Deixar a casa para trás; voltar para casa: eis a dinâmica essencial que movimenta o cinema de James Gray. Seja com Joshua (Tim Roth) retornando ao bairro em que cresceu em Fuga para Odessa, com Leo (Mark Wahlberg) de volta ao lar após cumprir pena em Caminho sem volta, com Bobby (Joaquin Phoenix) reaproximando-se do pai e do irmão em Os donos da noite, com Leonard (Phoenix, novamente) fugindo e voltando para casa na mesma noite em Amantes, com a polonesa Ewa (Marion Cottilard) fugindo da Europa deflagrada em Era uma vez em Nova York, com Fawcett (Charlie Hunnam) partindo para expedições amazônicas em Z, ou com a jornada dos McBride através do Sistema Solar em Ad Astra. Em sentido amplo ou em sentido estrito, os protagonistas de Gray são sempre migrantes, de modo que ser estrangeiro é uma qualidade da própria condição humana, herdada daquele exílio genesíaco que faz com que o paraíso represente, simultânea e paradoxalmente, o lar e o desconhecido destino almejado.

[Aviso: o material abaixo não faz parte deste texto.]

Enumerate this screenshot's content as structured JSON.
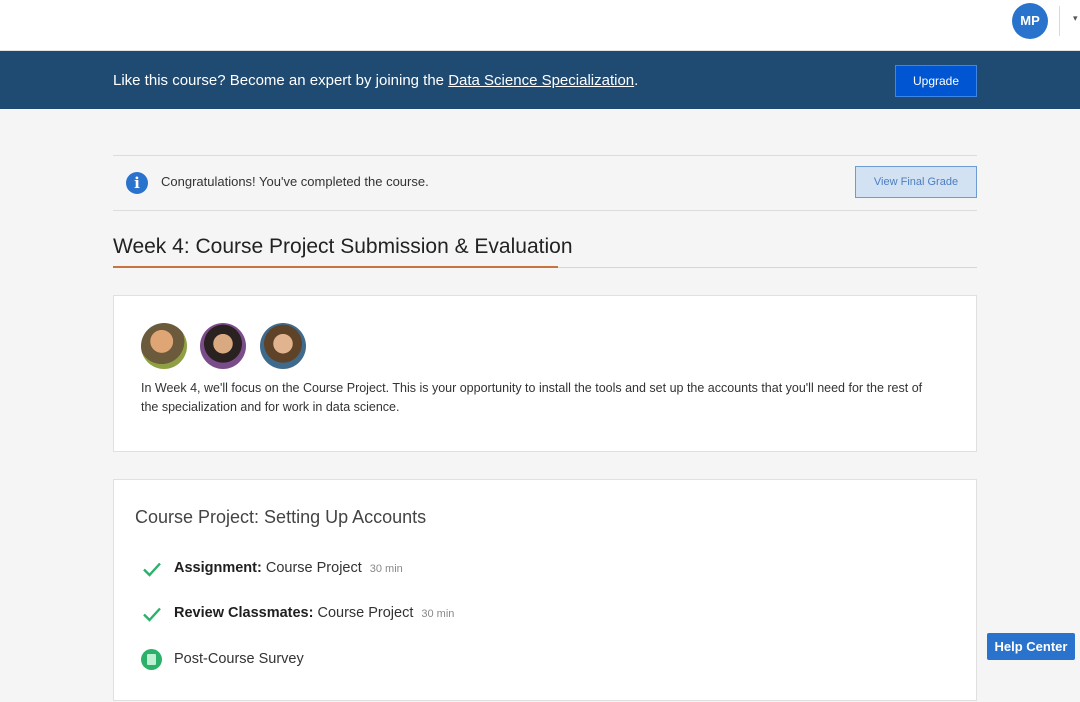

Meu reino, ou minha casa, não é deste mundo?—?eis o anseio que se expressa no fundo dessas dramáticas fugas e retornos. Sobretudo os exploradores, Fawcett e o velho McBride, parecem em busca de um sonhado reino que seja deste mundo, mas não conspurcado pelo homem, um reino que seja puro, que não carregue o estigma da queda humana. O cinema de James Gray nutre-se da relação entre o lar perdido/recuperado e a condição de exílio interior para alcançar o seu maior fascínio: a dinâmica do desejo humano, entre o horizonte metafísico transcendente e o calor imediato da presença?—?um reflexo do problema existencial de encontrar o equilíbrio entre devotar-se ao Absoluto (ou amar a Deus) e comprometer-se com o mundo (humano, demasiado humano), ou da relação entre amor e solidão que é levada às últimas consequências pelos místicos.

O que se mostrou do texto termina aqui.